Class B: Also called van conversions, these are the smallest motorhomes; 16 to 22 feet long with raised roof; built by converting cargo vans.
Class C: Medium-sized motorhomes; 21 to 35 feet long distinguished by over-cab alcove sleeping berth; built on light truck or van chassis.
» Towable: A recreational vehicle that requires a tow vehicle.
Travel trailer: Conventional trailer with bumper-pull hitch.
Fifth-wheel: Large trailer with semi-truck style fifth-wheel coupling hitch, where a king pin drops from the trailer into the horseshoe-shaped fifth-wheel mounted over the rear axle in a pickup truck bed; distinguished by alcove that extends over the pickup bed from which the king pin drops.
Toy hauler: Trailer with living quarters in front and garage in back for motorbikes, ATVs, etc.
Pop-up: Small, low-profile, foldable trailer featuring fabric or hard-side tent that pops up (not suitable for full-time RVing).
In the KNOW
Helpful electronic resources for RVing
» These are the websites, apps and electronic devices that the story interviewees recommended.
YouTube: Search for videos about all aspects of RV living, including brand-specific RV information, such as how-to equipment instruction videos.
Facebook: Nearly every type of RV has a Facebook group that provides helpful information, such as the Airstream Addicts group.
Google: Specifically search independent reviews and photos of campgrounds and RV parks; RV brands.
RV Trip Wizard: www.rvtripwizard.com, $49 yearly membership.
Harvest Hosts: www.harvesthosts.com, $79 yearly memberships; over 1,300 wineries, breweries, farms, museums offering free overnight boondocking to members who purchase products at the attraction.

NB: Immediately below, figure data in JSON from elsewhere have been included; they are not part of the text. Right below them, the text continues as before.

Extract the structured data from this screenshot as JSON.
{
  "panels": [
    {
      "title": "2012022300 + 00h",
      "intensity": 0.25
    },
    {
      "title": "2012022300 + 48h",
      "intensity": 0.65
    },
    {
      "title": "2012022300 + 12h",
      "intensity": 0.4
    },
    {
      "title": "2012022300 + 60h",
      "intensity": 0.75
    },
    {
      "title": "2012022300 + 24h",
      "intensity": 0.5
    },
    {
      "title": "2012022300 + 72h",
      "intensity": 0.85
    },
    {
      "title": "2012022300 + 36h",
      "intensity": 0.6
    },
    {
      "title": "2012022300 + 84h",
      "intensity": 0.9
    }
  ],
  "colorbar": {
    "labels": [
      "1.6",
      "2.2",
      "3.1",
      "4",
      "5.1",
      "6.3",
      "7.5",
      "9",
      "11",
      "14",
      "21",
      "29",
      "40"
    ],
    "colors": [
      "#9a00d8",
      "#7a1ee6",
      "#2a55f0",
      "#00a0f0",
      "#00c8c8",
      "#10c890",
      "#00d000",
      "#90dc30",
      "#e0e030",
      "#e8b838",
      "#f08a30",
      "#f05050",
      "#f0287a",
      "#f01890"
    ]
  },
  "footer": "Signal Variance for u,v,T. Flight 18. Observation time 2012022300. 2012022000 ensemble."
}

Campendium: www.campendium.com, independent reviews and free/ low-cost camping.
Hipcamp: www.hipcamp.com, like Air B&B for camping.
Boondockers Welcome: www.boondockerswelcome.com; places to camp self-contained (sometimes for free).
I RV 2 forums: www.irv2.com/ forums; discussion board for RVers.
Workamping jobs: www.workamper.com; find seasonal jobs that include free camping.
Social network for RVers: www.rvillage.com; find out if other members are in your campground.
RV Consumer Group: www. rv.org; independent RV brand reviews by consumers.
RV GPS: Special GPS unit that automatically routes so that RV drivers may avoid hazards such as low bridges, hairpin turns, etc.